La manifestation semblait traverser Paris dans une complète indifférence : c'est ce qui m'a le plus marqué lorsque je me suis rendu, avec quelques amis royalistes, dans le Quartier latin. Seuls quelques touristes, plus amusés qu'inquiets, prenaient des photos avec leurs téléphones portables : la presse anglo-saxonne leur avait annoncé Bagdad ou Tien-an-Men, c'était juste une soirée de carnaval, sans même les déguisements...

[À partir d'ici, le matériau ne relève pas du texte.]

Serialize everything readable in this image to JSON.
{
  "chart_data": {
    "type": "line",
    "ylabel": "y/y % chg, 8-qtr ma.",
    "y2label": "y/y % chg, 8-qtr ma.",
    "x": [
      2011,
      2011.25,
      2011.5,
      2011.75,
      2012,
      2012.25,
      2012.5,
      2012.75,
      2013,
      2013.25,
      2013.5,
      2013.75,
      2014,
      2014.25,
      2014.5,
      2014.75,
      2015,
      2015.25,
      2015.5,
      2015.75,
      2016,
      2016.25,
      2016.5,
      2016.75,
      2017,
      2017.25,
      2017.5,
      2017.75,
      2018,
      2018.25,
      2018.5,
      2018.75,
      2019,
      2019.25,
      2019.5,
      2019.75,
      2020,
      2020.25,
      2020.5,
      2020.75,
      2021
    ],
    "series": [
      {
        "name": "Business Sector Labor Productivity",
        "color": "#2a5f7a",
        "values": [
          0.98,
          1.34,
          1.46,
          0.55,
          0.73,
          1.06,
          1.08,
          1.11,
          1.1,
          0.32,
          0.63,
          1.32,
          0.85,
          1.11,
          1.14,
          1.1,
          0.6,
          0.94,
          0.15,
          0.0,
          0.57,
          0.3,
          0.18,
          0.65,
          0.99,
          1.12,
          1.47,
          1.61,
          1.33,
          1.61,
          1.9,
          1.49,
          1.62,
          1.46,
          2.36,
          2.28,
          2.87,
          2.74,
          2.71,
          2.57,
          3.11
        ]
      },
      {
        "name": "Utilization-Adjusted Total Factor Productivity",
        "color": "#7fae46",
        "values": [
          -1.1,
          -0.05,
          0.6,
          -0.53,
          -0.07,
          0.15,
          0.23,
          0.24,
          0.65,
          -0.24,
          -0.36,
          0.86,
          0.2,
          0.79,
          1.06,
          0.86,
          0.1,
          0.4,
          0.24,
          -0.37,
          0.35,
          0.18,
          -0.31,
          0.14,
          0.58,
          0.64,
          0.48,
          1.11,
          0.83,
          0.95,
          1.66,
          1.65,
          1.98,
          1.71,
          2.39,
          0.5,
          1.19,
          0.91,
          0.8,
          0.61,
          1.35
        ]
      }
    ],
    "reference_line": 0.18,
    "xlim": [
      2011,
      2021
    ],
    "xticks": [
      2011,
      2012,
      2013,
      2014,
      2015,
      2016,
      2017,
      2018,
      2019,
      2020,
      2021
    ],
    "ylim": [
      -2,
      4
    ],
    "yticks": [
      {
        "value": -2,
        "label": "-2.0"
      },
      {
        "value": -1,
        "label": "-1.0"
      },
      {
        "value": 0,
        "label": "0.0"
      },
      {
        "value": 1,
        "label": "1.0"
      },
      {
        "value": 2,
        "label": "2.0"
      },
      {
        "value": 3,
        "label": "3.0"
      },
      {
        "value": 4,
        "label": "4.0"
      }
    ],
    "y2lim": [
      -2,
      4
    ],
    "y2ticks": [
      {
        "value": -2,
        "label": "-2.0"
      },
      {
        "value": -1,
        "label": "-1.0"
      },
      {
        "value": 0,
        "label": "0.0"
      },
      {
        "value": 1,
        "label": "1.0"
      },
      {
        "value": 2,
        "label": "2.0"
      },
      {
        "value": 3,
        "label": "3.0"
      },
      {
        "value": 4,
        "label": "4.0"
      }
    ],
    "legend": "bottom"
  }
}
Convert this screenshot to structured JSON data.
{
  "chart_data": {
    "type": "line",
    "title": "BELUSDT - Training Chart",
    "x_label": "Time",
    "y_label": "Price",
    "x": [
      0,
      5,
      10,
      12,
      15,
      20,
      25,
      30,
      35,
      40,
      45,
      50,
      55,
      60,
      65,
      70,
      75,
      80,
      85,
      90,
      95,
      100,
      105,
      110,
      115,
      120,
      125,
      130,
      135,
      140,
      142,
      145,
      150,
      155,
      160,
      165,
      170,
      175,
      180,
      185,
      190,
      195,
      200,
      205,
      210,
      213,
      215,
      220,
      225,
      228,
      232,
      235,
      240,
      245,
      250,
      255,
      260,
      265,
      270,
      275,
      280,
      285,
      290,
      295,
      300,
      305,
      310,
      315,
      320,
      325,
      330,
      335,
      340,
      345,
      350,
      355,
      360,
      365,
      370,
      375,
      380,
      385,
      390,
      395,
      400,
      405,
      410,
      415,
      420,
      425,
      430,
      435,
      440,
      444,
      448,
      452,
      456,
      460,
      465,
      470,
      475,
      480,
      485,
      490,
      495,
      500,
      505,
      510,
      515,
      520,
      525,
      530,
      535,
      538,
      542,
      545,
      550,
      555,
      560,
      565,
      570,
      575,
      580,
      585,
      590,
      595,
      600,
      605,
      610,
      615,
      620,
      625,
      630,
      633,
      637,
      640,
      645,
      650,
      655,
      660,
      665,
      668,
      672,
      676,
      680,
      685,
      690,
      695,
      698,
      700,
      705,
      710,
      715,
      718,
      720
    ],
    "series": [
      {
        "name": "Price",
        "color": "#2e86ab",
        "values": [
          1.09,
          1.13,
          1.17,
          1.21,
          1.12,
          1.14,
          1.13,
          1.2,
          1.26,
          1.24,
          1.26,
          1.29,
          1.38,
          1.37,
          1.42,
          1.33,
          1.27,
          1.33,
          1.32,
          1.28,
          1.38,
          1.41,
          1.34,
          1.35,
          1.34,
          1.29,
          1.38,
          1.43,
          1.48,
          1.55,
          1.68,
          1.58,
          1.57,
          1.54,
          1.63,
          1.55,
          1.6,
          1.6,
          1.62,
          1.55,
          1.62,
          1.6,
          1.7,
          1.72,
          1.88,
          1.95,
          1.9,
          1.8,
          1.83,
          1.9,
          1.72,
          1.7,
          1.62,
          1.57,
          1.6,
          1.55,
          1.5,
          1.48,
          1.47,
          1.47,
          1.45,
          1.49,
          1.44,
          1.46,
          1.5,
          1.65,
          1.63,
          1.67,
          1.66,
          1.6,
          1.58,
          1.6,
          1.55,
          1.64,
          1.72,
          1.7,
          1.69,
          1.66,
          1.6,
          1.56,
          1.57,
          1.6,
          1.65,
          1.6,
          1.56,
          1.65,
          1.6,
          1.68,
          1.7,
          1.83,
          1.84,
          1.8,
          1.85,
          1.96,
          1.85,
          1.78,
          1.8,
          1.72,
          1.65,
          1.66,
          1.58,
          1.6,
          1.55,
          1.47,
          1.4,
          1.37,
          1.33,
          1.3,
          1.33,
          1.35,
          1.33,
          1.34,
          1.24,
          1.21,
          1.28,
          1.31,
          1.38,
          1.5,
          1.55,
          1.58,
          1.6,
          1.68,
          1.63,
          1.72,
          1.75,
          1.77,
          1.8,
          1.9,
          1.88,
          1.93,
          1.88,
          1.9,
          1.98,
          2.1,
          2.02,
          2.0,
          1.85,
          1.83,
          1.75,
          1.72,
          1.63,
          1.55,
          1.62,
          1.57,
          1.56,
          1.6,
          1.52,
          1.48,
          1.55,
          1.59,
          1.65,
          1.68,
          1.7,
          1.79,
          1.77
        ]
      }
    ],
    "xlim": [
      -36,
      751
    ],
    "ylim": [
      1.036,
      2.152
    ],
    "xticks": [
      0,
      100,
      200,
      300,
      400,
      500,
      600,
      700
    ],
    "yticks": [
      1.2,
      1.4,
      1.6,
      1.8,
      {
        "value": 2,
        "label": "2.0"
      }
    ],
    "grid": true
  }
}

J'ai eu la nette impression que, même dans les (rares) slogans criés ou chantés, le CPE était bien oublié, et qu'on était loin des émeutes des semaines passées. L'Elysée ne sera pas les Tuileries, et M. Chirac a pu s'endormir tranquille, peut-être bercé par les paroles de "La Royale", cet hymne royaliste chanté sous les fenêtres du Président pendant quelques minutes par une poignée de joyeux drilles inspirés par la tradition de chahut des "Camelots du Roi", des monarchistes qui jusque là n'avaient pas éveillé l'attention des forces de l'ordre et, ainsi, ont pu s'approcher, en cette "chaude soirée" du 31 mars, du Palais pourtant le mieux gardé de la République... (Anecdote totalement authentique, ce n'est pas un poisson d'avril, malgré la date de rédaction de cette note).
Ce matin, "à la fraîche", je me suis promené dans un Paris désert, passant sous les arcades de la rue de Rivoli, traversant le jardin desTuileries et franchissant le pont de la Concorde, celui-là même que les manifestants du 6 février 1934 n'ont pu dépasser... Quelques rayons de soleil glissaient sur les tôles blanches des cars de police et les calots noirs et bleus des forces de l'ordre chargées de la protection de l'Assemblée nationale. Un petit matin tranquille : j'en ai profité pour, sans même d'ironie, finir mes corrections du devoir de Première évoqué plus haut...
Et le cafetier, témoin des événements de la veille, a soupiré, vaguement sarcastique, en me servant un "café-croissant" : "la révolution n'est plus ce qu'elle était"... Je ne sais pas vraiment s'il faut s'en plaindre...
Salut M'sieur, vous allez bien?
Notre commentaire n'aura rien à voir avec ce que vous avez marqué, nous voulions juste vous passez un petit bonjour... Est-ce que votre café-croissant était bon?(Marie tient préciser que la question vient de Pauline).
On vous retrouve lundi dans la joie et la bonne humeur...
Marie et Pauline
Rédigé par : pauline b. et marie p. ...(2nde 11et 3) | 01 avril 2006 à 21:47
sympa le petit message au dessus...
j'aime bien ce côté nostalgique de tes notes lorsque tu évoques les quartiers parisiens... ça donne envie d'y être...
Rédigé par : Acrerune | 01 avril 2006 à 21:52
Tiens, je ne pus placer un poisson d'Avril débile, hier.
Mon wifi desservira toujours mes plus nobles aspirations.
Vous parlâtes, cher professeur, d'un café politique? Je vous supplie de nous renseigner mieux sur la matière...
(Je devins fan du passé simple).
Rédigé par : Hugo | 02 avril 2006 à 10:18
Ca me fait penser a une remarque qui bien entendue était dans la lignée du programme de seconde. Vous parliez de la constitution, et du role des cafetiers dans la défense du non. Les cafetiers les "revélateurs d'une ambiance".
Rédigé par : Clément. | 02 avril 2006 à 18:43
En parlant de cafetiers, certain même font de leur blog une taverne!!